À qui conseiller ce livre ? Avant tout aux économistes, même si le côté « les économistes matheux parlent aux économistes matheux », car il permet de se rendre compte en des termes très précis de ce qu'on fait au quotidien, qu'on soit plutôt théoricien ou empiriste (si, si, les économètres en prennent aussi pour leur grade). On peut sans doute aussi en conseiller aux scientifiques, qui y trouveront une description de l'économie dans un langage proche de celui employé pour décrire leurs propres disciplines. En revanche, il est à craindre que les littéraires ne se découragent vite.

À la lecture, il est clair que l'auteur a été contraint par un format limité, et que cela a pesé sur sa capacité à expliciter et à vulgariser. Ainsi, les exemples sont souvent peu clairs, sauf à qui connaît assez bien le sujet, et semblent souvent être des pièces rapportées après coup pour amoindrir (sans succès, avouons-le) l'austérité du propos. Une immense qualité de ce livre est cependant de fournir une défense solide des méthodes de l'économie sans passer sous silence (au contraire) leurs manques, ainsi que les manquements chroniques des économistes à leurs propres exigences (l'absence systématique d'estimation des marges d'erreur dans les études empiriques est un thème récurrent de l'auteur).

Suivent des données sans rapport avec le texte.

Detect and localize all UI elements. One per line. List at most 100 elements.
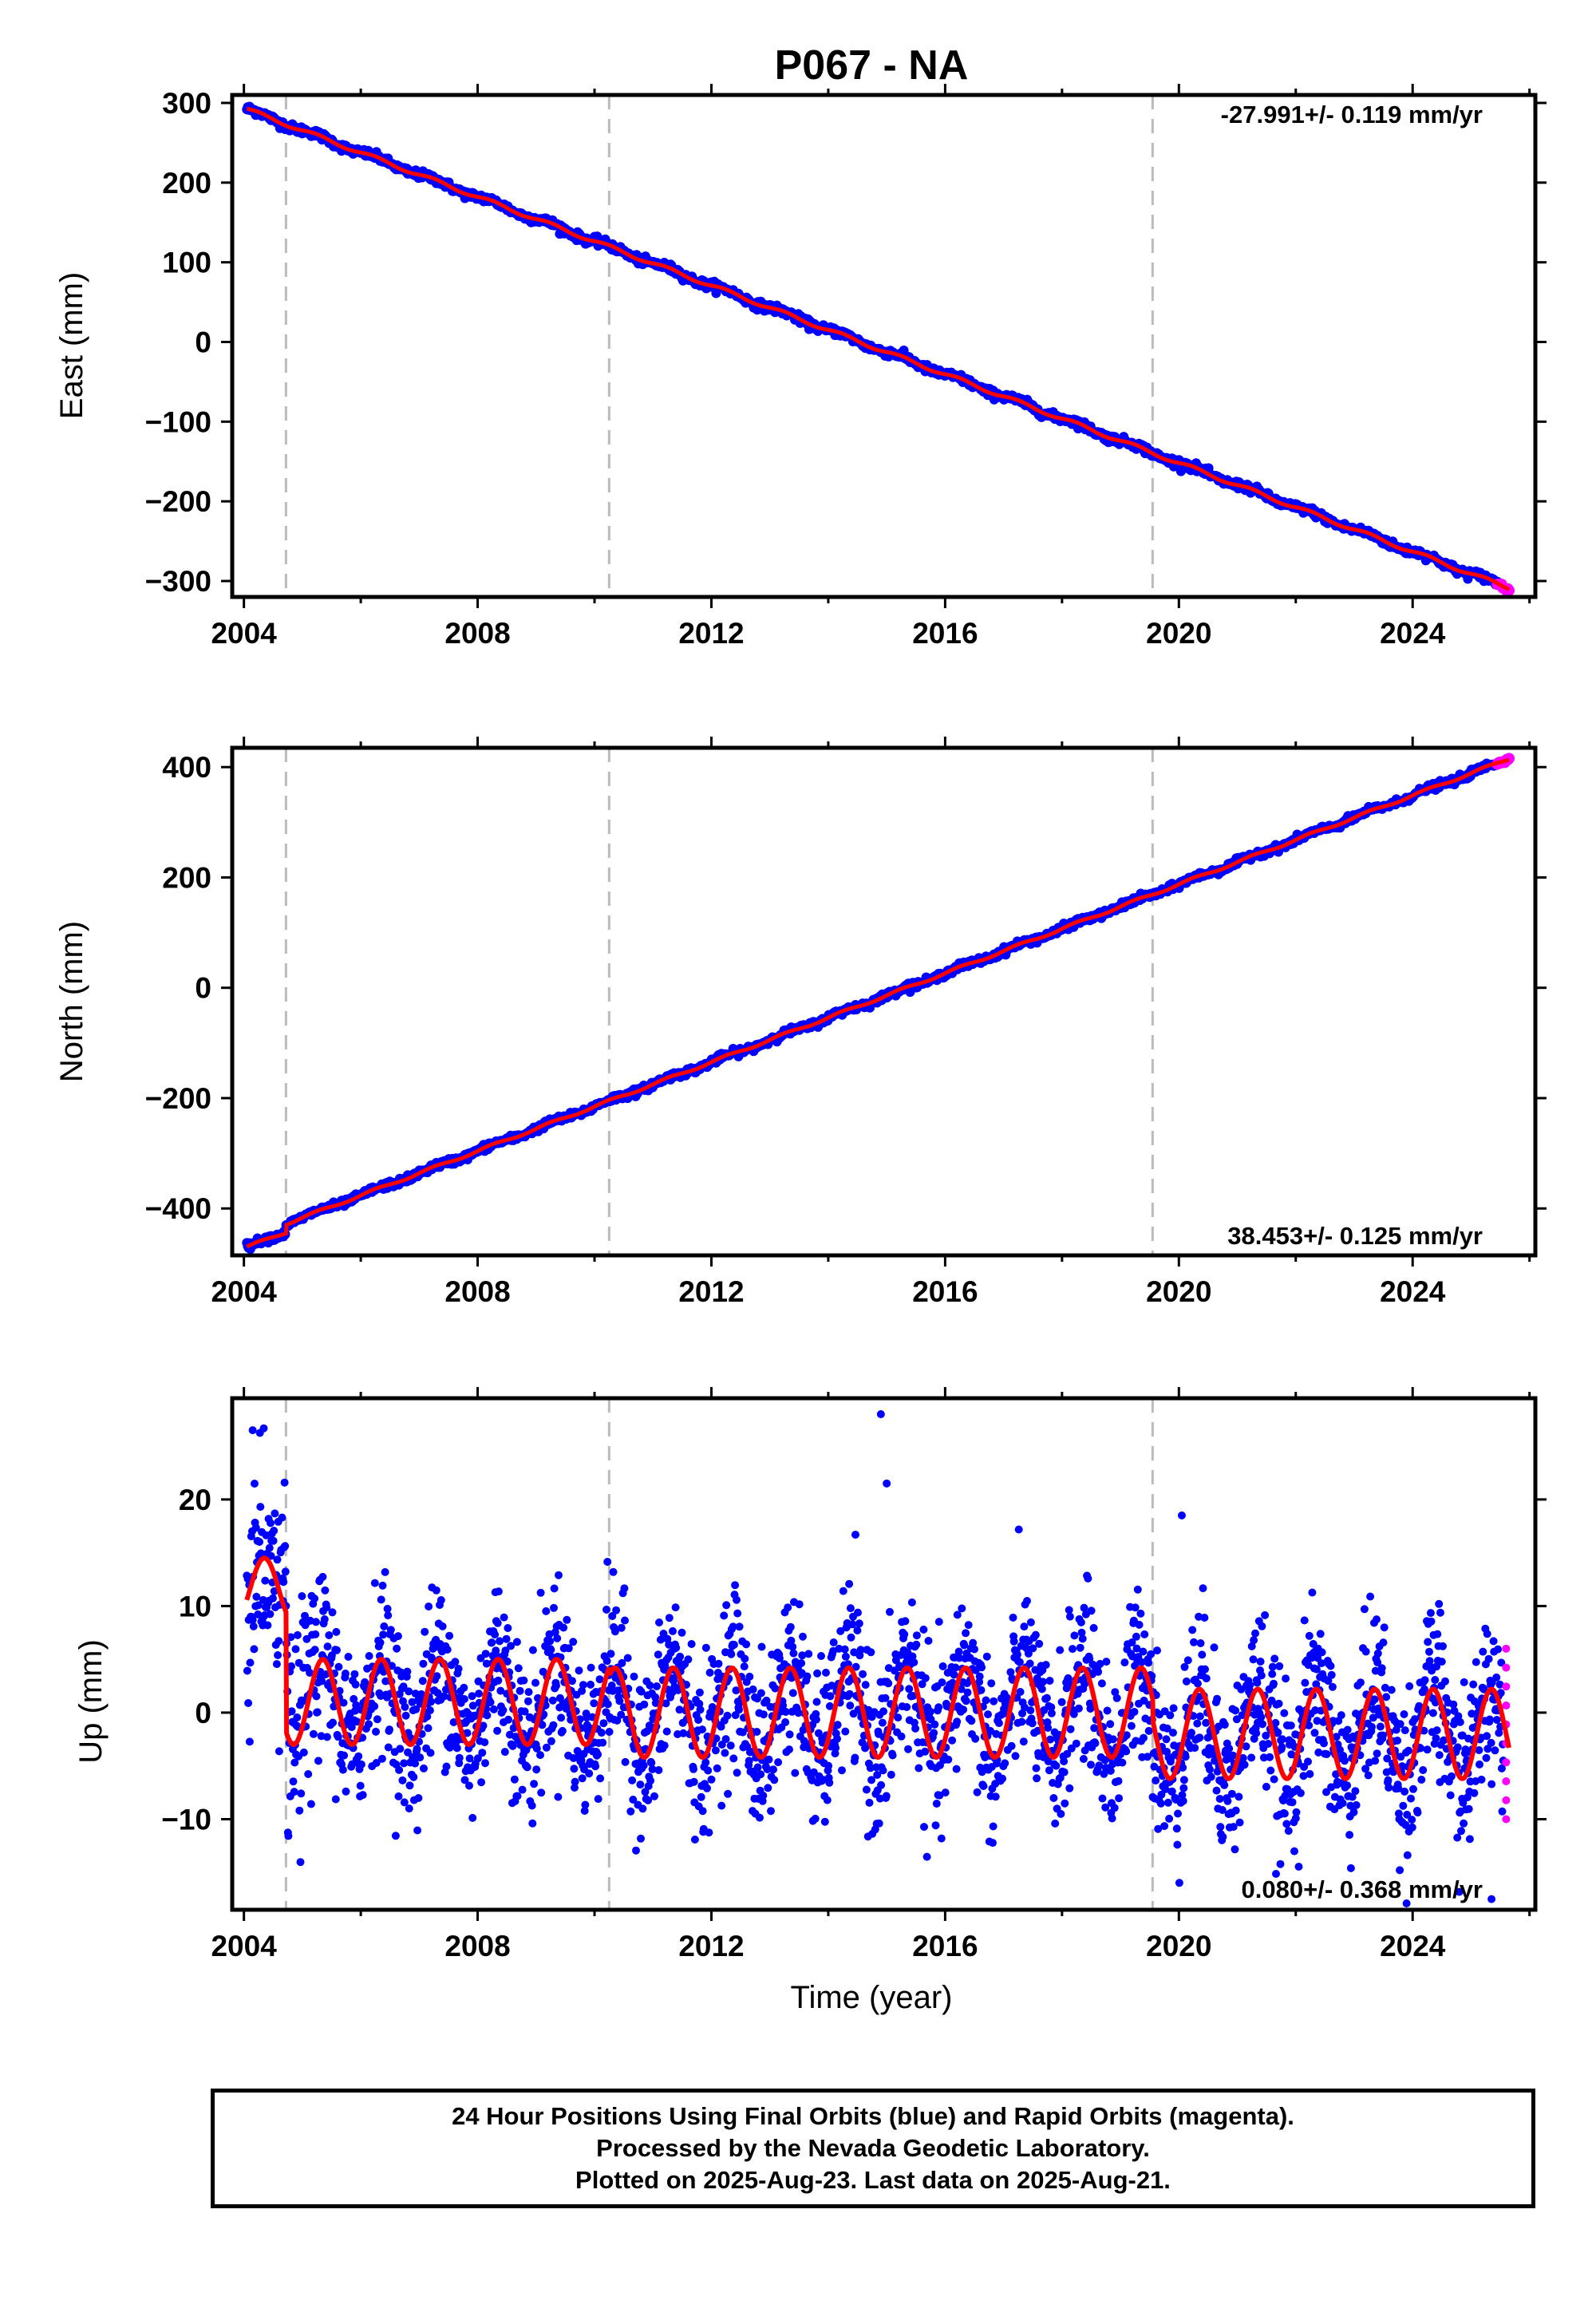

L'intelligence de l'économie n'est donc pas un livre que vous lirez d'un œil distrait, et ne vous permettra certainement pas de briller en société. En revanche, il s'agit d'une lecture exigeante, qui permet de bien faire le point sur ce qu'on fait, et une formidable ressource pour pouvoir réfuter efficacement les attaques contre l'économie-qui-n'est-pas-une-science ou l'économie-sous-marin-de-l'idéologie-ultralibérale-méchante-réactionnaire.